In my line of work, I hear a lot of people talking about their regrets. The marriage they regret. The divorce they regret. The marriage that didn't happen that they regret.... So I recently got to thinking about what I regret. I mean, really regret, not just times I think I probably should have done something differently. And you know what? I can only think of a couple of small instances and those are all about how I treated someone badly when I was in a bad mood.
Although some might argue that I should, I don't regret any of my past relationships. Even the worst ones gave me some amount of pleasure (and gave me an excuse to avoid the dating pool for a bit - always a plus!) From some, I learned about life; from others, I learned about myself; from all, I learned about tolerance.
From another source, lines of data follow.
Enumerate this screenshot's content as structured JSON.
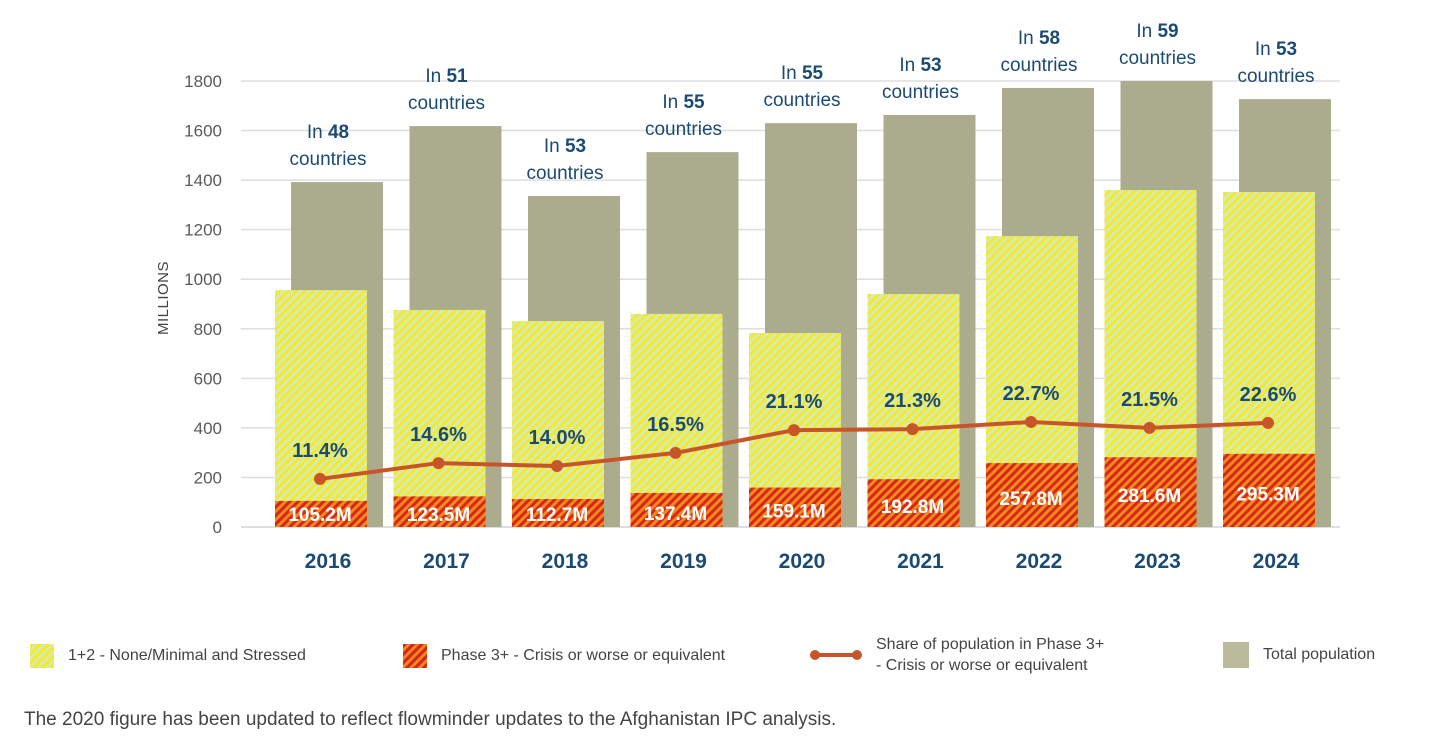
{
  "chart_data": {
    "type": "bar",
    "title": "",
    "xlabel": "",
    "ylabel": "MILLIONS",
    "ylim": [
      0,
      1800
    ],
    "yticks": [
      0,
      200,
      400,
      600,
      800,
      1000,
      1200,
      1400,
      1600,
      1800
    ],
    "grid": true,
    "categories": [
      "2016",
      "2017",
      "2018",
      "2019",
      "2020",
      "2021",
      "2022",
      "2023",
      "2024"
    ],
    "series": [
      {
        "name": "Total population",
        "type": "bar",
        "color": "#abac8e",
        "values": [
          1392,
          1618,
          1336,
          1513,
          1630,
          1663,
          1772,
          1800,
          1727
        ]
      },
      {
        "name": "1+2 - None/Minimal and Stressed",
        "type": "bar",
        "color": "#f5e92a",
        "values": [
          956,
          876,
          831,
          860,
          783,
          940,
          1174,
          1360,
          1352
        ]
      },
      {
        "name": "Phase 3+ - Crisis or worse or equivalent",
        "type": "bar",
        "color": "#d8261a",
        "values": [
          105.2,
          123.5,
          112.7,
          137.4,
          159.1,
          192.8,
          257.8,
          281.6,
          295.3
        ]
      },
      {
        "name": "Share of population in Phase 3+ - Crisis or worse or equivalent",
        "type": "line",
        "color": "#c8552a",
        "values": [
          11.4,
          14.6,
          14.0,
          16.5,
          21.1,
          21.3,
          22.7,
          21.5,
          22.6
        ],
        "plot_positions": [
          194,
          258,
          246,
          299,
          391,
          395,
          424,
          400,
          420
        ]
      }
    ],
    "phase3_labels": [
      "105.2M",
      "123.5M",
      "112.7M",
      "137.4M",
      "159.1M",
      "192.8M",
      "257.8M",
      "281.6M",
      "295.3M"
    ],
    "share_labels": [
      "11.4%",
      "14.6%",
      "14.0%",
      "16.5%",
      "21.1%",
      "21.3%",
      "22.7%",
      "21.5%",
      "22.6%"
    ],
    "country_counts": [
      48,
      51,
      53,
      55,
      55,
      53,
      58,
      59,
      53
    ],
    "country_prefix": "In",
    "country_suffix": "countries",
    "legend_placement": "bottom"
  },
  "legend": [
    {
      "label": "1+2 - None/Minimal and Stressed"
    },
    {
      "label": "Phase 3+ - Crisis or worse or equivalent"
    },
    {
      "label_line1": "Share of population in Phase 3+",
      "label_line2": "- Crisis or worse or equivalent"
    },
    {
      "label": "Total population"
    }
  ],
  "footnote": "The 2020 figure has been updated to reflect flowminder updates to the Afghanistan IPC analysis."
}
There are paths I might have chosen that would have been positive ones and sometimes I went another way because of fear or apathy or because I didn't know better. But if I turned away because of fear, or any other reason, that's where I was at that point. It's perhaps unrealistic to think I could have chosen differently, and impossible to know for sure that I should have.
The larger point, of course, is that focusing on regrets is always useless - unless it is a means to learn a better way to do something in the future - and then it becomes a focus on learning and improving, rather than regretting. After I (finally) ended a drama-filled relationship of five years a couple of decades ago, my father said to me how sad it was that I had "wasted the best years of [my] life" on that relationship. I gather I was meant to regret investing so much time on a man who actually was rather a waste of air, but all I could think was, "Really?? Those were the best years of my life?? So what about the decades that lie ahead? It is time to go bungee-jumping without the cord?"
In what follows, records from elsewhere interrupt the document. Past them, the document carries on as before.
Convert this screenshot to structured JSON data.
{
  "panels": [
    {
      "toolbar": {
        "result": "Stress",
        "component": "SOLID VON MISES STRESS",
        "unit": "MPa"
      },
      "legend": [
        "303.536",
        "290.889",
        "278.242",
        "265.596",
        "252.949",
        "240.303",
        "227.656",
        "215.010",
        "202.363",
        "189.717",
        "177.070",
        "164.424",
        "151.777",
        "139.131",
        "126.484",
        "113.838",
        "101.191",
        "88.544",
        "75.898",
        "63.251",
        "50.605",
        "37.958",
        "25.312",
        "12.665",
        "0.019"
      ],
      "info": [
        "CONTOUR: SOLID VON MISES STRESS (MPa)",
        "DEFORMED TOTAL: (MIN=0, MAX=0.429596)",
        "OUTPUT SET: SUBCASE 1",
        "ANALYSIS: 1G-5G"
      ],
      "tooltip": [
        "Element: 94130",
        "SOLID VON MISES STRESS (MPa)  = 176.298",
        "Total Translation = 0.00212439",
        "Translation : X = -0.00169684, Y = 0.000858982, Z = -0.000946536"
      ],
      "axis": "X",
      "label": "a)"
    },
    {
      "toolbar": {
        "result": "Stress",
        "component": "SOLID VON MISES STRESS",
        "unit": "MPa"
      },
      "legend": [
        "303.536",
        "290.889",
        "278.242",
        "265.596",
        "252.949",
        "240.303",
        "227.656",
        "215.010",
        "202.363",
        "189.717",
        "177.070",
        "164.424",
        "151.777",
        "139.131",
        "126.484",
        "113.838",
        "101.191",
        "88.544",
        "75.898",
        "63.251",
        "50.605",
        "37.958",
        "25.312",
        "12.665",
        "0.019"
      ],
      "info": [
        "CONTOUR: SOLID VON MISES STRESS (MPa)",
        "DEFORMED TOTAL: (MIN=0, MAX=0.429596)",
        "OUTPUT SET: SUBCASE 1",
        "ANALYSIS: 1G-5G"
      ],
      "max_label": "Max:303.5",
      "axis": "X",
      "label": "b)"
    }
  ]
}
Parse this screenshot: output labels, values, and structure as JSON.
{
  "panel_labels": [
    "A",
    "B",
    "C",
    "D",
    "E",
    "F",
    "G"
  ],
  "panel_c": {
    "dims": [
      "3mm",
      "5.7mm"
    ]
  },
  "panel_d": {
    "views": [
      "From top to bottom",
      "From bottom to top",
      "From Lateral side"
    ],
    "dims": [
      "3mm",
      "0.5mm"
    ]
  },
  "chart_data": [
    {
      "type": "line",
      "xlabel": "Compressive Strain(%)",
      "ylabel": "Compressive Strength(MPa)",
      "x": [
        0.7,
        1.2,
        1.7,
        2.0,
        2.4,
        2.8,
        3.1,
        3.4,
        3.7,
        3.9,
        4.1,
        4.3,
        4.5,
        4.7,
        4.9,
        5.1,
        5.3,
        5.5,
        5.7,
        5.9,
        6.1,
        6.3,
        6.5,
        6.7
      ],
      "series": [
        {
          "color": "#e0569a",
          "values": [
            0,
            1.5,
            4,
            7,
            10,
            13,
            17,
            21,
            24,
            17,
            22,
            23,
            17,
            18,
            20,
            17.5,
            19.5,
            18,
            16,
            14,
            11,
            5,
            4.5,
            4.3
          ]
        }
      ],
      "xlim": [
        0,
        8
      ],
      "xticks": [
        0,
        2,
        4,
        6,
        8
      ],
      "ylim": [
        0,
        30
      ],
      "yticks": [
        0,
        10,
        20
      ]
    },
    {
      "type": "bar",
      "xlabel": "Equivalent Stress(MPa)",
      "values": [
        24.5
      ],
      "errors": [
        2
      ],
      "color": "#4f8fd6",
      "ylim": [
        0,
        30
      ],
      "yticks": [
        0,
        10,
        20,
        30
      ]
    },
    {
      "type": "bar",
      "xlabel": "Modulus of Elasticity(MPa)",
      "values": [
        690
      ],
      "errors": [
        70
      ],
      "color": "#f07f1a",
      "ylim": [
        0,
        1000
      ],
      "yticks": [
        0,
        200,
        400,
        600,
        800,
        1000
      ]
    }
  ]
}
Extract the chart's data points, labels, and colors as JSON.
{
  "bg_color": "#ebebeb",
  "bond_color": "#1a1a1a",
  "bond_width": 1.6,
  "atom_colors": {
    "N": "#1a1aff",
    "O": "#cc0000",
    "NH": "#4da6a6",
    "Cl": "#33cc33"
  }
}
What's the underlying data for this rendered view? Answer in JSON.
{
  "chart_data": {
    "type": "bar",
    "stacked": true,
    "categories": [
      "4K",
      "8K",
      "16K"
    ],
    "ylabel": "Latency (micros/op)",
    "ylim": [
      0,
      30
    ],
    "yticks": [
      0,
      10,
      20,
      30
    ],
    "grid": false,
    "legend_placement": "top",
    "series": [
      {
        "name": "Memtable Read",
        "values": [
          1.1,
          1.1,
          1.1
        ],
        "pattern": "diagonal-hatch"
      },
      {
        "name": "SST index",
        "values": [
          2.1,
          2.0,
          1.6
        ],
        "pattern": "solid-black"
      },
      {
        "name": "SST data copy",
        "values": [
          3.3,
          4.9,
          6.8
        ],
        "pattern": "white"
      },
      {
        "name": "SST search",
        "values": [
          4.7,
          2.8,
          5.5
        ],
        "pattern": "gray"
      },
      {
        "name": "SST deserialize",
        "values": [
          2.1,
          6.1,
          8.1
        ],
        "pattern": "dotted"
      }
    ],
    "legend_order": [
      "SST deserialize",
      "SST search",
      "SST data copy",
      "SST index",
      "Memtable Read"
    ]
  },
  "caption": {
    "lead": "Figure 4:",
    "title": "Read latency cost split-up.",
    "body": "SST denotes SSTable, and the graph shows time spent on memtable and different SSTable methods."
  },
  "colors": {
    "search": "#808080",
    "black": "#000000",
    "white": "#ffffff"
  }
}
Have I ever dated another man with that particular set of flaws? No. Have I had other drama-filled relationships? Yep, and one of those remains the best relationship I ever had. (Granted, my criteria for "best relationship" may not be the same as that used by 99% of the population.)
Nonetheless, I think the important thing to do is to try to live so as to avoid regrets. Possible? LOL! Of course not, but that doesn't mean we shouldn't try. I also think we tend to regret the things we didn't do far more than we regret the things we do. So here are some things I'll never regret missing - because I haven't missed them:
sky diving
riding a mechanical bull
singing karaoke in a crowded bar
moving across the country with two suitcases, no job, no apartment and no friends
taking trapeze lessons
dancing on a bar
changing careers ... several times
I'd love to see others' lists of the things they've made sure they'll never regret missing. I might even steal from them to add to my own.